Methods:: CVFQ has two different presentations, one for children under 3 years of age and the other for older children, and is divided in six subscales - general health; general vision; competence; personality; family impact and treatment. Thirty-five children previously diagnosed and treated (surgery, optical correction and/or patching) for bilateral congenital cataracts were assigned to two age groups: Group I - 17 children, 12 female, age range from 4 to 34 months (mean age: 14.35±10.23 months); Group II - 18 children, 8 female, age range from 3 to 7 years (mean age: 4.4± 1.5 years).
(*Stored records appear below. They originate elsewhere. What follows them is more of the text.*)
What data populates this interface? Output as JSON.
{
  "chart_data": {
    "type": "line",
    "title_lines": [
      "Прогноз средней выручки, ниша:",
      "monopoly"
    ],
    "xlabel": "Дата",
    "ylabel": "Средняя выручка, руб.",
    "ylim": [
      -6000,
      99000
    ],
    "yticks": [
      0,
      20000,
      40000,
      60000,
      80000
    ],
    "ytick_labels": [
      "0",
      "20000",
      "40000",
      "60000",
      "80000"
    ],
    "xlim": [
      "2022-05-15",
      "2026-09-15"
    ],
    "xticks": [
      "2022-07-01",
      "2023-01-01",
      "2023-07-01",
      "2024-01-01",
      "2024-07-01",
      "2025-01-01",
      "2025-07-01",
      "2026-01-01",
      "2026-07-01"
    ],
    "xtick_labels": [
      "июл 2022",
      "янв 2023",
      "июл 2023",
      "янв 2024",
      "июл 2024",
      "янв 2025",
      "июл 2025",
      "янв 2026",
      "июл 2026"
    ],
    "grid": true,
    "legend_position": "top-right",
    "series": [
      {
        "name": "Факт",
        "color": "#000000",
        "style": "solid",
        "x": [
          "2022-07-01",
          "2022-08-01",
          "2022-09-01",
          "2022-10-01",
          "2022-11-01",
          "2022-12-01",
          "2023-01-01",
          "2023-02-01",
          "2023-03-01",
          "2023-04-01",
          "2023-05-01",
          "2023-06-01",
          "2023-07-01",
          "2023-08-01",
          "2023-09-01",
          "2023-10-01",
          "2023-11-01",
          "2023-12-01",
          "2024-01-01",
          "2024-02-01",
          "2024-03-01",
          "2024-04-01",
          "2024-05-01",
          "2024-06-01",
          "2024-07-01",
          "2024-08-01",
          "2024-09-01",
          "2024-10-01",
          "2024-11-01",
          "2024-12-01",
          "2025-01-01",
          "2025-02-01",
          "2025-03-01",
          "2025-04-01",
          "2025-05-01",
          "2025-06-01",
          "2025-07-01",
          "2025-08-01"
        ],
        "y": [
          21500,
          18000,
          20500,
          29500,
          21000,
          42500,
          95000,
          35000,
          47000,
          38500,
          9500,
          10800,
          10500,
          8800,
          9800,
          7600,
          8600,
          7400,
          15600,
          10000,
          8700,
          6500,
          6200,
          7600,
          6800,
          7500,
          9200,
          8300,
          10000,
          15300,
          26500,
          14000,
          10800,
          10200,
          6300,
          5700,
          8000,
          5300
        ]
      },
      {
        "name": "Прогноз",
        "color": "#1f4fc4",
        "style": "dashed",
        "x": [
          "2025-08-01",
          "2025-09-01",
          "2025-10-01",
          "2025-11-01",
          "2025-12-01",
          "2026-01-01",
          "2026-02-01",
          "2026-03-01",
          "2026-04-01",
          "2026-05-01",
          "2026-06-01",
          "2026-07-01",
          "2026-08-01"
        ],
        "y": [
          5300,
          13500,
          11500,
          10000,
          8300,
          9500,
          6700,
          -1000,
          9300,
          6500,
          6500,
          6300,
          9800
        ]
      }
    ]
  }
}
Visual impairment was classified, considering either grating or optotype visual acuity compared to age-norms, as none (n=16), mild (n=7 children) and moderate or severe (n=12 children). The CVFQ was applied in the hospital setting to parents or other caretakers by personal interview. Scores obtained for the six subscales were compared between the two age groups (I and II) using a t-test and among the three visual impairment categories by means of an analysis of variance (ANOVA).

Results:: All subscales presented low scores for the quality of life of children with bilateral congenital cataracts. No differences between younger and older patients could be found in any of the six subscales. Competence subscale was significantly lower in the severe visually impaired patients compared to those not visually impaired (ANOVA F 5.7, p< 0.01; Tukey test p<0.01).

Conclusions:: Bilateral congenital cataracts influence the vision-related quality of life of children as confirmed by low scores in all competences assessed by CVFQ. This instrument should be incorporated in the clinical assessment of children with bilateral cataracts as an outcome measure of the impact of visual impairment in their quality of life.